NEWS HOME MAGAZINE
La MONUSCO et les FARDC ont conjointement planifié et conduit une série d’opérations robustes du mercredi 19 avril au dimanche 23 avril 2023 dans la forêt d’Apetina-Sana, un refuge du groupe armé Forces démocratiques alliées (ADF) à 50 km de la ville de Beni au Nord-Kivu. Cette opération, dénommée « NIRMUL » ou destruction en Népalais, a mobilisé coté MONUSCO 3 compagnies de casques bleus ainsi que des unités spéciales des Forces de Réaction rapide du Népal, de Kenya, de Tanzanie et d’Afrique du Sud. Elle s’est déroulée dans l’épaisse forêt d’Apetina, notamment dans la zone qui va d’Oicha à Mamove, en passant par Mayi-Moya, BaoBab et Apetina.
Objectifs atteints : déloger les ADF et protéger les populations civiles.
L’objectif était de démanteler les camps des rebelles ADF et de réduire drastiquement le nombre d’exactions contre les civils. L’opération a donc permis de restaurer l’autorité de l’Etat dans la zone et de faciliter le retour des populations à leurs domiciles qu’ils avaient fui avec la recrudescence des attaques.
Les FARDC et les contingents de la MONUSCO ont pris en tenailles les rebelles des ADF. Les troupes de la MONUSCO ont ouvert le feu à de nombreuses reprises sur ces rebelles qui ont abandonné leurs positions pour fuir (avec leurs femmes et enfants) vers le Nord du côté de la province de l’Ituri. Leurs campements ont été détruits par les deux forces et des armes abandonnées par l’ennemi récupérées également. La MONUSCO n’a subi aucune perte en vies humaines ni dégâts matériels, ses troupes sont rentrées à leurs bases respectives à Mavivi le dimanche soir peu avant minuit.
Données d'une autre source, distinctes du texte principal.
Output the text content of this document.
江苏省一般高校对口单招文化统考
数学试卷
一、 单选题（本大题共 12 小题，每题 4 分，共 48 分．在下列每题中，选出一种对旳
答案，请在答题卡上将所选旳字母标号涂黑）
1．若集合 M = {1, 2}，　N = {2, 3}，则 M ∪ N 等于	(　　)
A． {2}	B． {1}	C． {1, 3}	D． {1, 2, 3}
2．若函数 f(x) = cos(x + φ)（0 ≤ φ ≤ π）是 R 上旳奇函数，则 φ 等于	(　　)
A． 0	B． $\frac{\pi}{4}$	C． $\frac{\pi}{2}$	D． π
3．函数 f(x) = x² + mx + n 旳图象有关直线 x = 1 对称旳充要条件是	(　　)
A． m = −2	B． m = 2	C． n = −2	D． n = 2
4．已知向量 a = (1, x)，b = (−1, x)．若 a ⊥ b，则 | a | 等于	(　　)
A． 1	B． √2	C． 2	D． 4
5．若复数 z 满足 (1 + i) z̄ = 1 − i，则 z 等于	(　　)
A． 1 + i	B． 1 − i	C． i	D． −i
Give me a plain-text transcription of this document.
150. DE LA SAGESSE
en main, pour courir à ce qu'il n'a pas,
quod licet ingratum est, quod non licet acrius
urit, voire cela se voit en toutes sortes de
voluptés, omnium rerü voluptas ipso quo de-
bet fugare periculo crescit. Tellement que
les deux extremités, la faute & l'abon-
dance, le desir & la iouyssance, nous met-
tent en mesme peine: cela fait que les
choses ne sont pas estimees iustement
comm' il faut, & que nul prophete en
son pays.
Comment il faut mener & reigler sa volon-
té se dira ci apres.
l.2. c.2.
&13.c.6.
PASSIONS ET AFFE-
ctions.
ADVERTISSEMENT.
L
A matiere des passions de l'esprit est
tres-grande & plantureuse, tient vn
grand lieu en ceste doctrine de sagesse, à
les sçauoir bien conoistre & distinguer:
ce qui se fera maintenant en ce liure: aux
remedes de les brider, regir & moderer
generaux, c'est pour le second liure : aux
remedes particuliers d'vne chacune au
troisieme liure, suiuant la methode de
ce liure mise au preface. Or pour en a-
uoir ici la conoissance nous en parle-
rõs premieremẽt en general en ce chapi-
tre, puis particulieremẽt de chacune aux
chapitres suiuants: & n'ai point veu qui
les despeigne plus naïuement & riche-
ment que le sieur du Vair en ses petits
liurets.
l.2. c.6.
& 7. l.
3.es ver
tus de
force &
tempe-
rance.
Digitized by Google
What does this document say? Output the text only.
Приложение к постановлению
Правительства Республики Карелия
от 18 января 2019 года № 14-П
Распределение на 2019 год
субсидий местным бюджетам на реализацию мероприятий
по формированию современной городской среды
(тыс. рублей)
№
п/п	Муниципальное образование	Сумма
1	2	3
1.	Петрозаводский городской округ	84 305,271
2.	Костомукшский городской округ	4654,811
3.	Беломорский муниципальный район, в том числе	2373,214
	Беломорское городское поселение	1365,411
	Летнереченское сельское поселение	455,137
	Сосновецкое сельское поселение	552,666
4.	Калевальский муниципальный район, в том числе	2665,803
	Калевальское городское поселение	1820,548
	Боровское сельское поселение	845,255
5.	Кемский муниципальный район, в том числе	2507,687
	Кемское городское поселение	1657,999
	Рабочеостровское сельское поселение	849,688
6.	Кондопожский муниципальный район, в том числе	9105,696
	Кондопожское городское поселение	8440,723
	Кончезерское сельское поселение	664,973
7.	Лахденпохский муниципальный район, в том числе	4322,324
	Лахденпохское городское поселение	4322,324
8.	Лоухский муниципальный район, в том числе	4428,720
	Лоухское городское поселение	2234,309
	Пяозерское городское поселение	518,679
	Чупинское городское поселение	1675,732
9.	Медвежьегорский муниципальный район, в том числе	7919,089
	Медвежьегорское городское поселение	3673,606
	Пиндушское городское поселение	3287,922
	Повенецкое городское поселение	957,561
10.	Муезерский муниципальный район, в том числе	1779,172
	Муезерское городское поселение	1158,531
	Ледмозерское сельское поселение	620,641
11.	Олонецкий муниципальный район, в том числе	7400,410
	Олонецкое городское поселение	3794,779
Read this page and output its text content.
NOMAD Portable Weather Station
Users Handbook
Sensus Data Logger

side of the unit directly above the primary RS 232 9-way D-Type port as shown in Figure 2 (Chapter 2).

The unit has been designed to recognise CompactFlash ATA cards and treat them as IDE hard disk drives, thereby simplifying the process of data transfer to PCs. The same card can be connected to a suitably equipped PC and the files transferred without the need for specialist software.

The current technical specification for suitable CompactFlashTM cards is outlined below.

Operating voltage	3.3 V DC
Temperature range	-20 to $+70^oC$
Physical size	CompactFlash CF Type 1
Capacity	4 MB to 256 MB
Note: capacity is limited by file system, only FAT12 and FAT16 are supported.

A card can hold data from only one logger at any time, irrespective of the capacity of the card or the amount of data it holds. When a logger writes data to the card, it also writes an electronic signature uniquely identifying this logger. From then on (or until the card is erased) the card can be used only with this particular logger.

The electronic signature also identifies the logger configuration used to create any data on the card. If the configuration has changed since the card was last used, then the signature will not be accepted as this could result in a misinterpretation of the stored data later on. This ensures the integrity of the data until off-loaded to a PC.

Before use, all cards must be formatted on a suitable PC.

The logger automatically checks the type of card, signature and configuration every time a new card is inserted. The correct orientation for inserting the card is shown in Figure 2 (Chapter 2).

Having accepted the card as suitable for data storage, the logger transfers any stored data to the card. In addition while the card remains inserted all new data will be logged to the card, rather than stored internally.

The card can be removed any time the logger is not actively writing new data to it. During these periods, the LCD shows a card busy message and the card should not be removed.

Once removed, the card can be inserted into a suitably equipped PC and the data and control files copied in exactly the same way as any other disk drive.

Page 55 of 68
« Vous avez bien, nous sommes sécurisés maintenant ».
Alors que les FARDC poursuivent toujours leurs opérations de ratissage dans la zone, on peut déjà noter que le trafic sur la Route nationale numéro 4 entre Komanda et Beni, fortement perturbé en raison des attaques récurrentes des ADF, est redevenu normal. Les véhicules peuvent désormais circuler librement.
De nombreux habitants qui avaient fui la zone à cause des attaques de ces rebelles (extorsion de produits champêtres, incendies de maisons, tueries de paysans, etc.) commencent aussi à regagner petit à petit leurs milieux, même si les traumatismes et la psychose restent présents dans leurs têtes.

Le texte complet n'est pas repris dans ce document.